GSA Annual Meeting in Indianapolis, Indiana, USA - 2018

Paper No. 217-3
Presentation Time: 2:10 PM

IMPLICATIONS OF OZONE SHIELD FAILURE DURING THE END-PERMIAN BIOTIC CRISIS (Invited Presentation)


LOOY, Cindy V.1, BENCA, Jeffrey P.1 and DUIJNSTEE, Ivo A.P.2, (1)Integrative Biology, Museum of Paleontology, University and Jepson Herbaria, University of California, Berkeley, 1005 Valley Life Science Building #3140, Berkeley, CA 94720, (2)Integrative Biology & Museum of Paleontology, University of California, Berkeley, 3040 Valley Life Sciences Bldg #3140, Berkeley, CA 94720-3140

While the Siberian Trap volcanism is considered to have been a primary contributor to the end-Permian crisis (~252 million years ago), the connection between its activity and the observed floral and faunal turnover is unclear. Geochemical and paleo-atmospheric modelling studies have shown that the volcanism likely caused pulses of global deterioration of the stratospheric ozone layer, which must have resulted in increased levels of ultraviolet-B (UV-B) radiation at the Earth’s surface. Besides the stepwise decline or disappearance of several plant lineages, direct signals of environmental stress are recorded in palynological assemblages as elevated levels of clusters of unseparated lycopsid spore tetrads and malformed seed gymnosperm pollen. The malformed pollen grains are hypothesized to indicate both enhanced, volcanically induced ozone shield deterioration and reduced fitness of the parent plants. We experimentally testedhow elevated UV-B fluxes affect pollen development and reproductive success in the dwarf conifer Pinus mugo'columnaris'. The three elevated UV-B regimes used caused premature death of all seed cones before fertilization, and therefore rendered all conifer specimens sterile.
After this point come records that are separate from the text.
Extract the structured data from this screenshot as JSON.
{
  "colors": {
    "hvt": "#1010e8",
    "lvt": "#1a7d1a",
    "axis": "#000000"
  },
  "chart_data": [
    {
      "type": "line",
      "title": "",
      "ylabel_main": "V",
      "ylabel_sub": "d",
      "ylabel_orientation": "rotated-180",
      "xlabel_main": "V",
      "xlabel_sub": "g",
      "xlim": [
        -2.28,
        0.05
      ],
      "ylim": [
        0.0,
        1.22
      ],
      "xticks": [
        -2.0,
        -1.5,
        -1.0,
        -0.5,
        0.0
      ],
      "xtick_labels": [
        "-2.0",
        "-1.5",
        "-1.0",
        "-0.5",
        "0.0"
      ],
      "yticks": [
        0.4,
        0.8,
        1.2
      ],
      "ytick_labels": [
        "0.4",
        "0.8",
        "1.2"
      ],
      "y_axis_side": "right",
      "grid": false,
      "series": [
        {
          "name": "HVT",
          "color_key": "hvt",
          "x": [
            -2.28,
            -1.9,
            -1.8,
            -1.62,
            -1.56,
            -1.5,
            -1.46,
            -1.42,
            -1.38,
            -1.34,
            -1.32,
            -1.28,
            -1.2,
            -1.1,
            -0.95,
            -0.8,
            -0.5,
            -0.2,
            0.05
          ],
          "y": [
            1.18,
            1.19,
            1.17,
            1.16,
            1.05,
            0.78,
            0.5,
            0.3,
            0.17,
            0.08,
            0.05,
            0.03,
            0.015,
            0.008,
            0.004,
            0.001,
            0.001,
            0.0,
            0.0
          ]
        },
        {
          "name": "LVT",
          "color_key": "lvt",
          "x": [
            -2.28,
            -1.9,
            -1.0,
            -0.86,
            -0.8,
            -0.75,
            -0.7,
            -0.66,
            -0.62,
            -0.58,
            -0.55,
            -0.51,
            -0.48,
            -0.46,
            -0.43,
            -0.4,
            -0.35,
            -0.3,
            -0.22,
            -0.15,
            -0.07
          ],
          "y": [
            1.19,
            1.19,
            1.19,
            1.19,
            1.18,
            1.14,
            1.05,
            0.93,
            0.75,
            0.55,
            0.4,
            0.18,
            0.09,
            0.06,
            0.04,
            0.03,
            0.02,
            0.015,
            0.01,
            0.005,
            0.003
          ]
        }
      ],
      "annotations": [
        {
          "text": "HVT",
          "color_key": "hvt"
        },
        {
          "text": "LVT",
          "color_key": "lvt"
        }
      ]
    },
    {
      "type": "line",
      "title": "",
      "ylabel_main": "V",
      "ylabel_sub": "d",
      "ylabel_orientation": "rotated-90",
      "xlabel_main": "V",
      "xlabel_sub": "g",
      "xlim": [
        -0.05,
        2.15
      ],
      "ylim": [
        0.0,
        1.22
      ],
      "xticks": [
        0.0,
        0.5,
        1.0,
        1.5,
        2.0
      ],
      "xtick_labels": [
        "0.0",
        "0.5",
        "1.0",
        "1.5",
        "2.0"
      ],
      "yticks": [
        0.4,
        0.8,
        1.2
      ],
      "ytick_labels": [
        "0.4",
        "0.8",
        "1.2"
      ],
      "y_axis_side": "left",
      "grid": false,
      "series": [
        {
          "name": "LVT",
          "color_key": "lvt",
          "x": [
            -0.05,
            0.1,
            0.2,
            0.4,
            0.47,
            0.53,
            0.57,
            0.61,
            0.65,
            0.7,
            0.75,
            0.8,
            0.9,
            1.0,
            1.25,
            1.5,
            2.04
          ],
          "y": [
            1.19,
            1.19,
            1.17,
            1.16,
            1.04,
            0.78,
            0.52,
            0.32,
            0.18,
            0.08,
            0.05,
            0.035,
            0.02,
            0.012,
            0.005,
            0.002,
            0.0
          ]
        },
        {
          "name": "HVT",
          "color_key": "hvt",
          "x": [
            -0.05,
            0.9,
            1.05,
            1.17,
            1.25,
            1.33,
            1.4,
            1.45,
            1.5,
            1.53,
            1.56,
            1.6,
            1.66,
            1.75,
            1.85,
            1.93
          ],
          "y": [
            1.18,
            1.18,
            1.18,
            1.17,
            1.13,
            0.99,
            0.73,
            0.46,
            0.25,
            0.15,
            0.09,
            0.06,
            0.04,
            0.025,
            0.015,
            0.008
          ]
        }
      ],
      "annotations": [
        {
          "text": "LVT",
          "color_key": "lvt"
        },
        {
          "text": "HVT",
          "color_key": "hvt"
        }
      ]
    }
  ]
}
The highest UV-B intensitiesalso induced a fivefold increase in specific types of pollen malformation frequencies. By impairing gymnosperm reproduction, frequent and/or prolonged volcanogenic ozone shield weakening could have triggered the step-wise seed plant decline observed in Permian-Triassic palynological assemblages, and repeated terrestrial biosphere destabilization and food web collapse. These findings challenge the paradigm that biotic crises require kill mechanisms and indicates that modern conifer forests may be relatively vulnerable to anthropogenic stratospheric ozone depletion.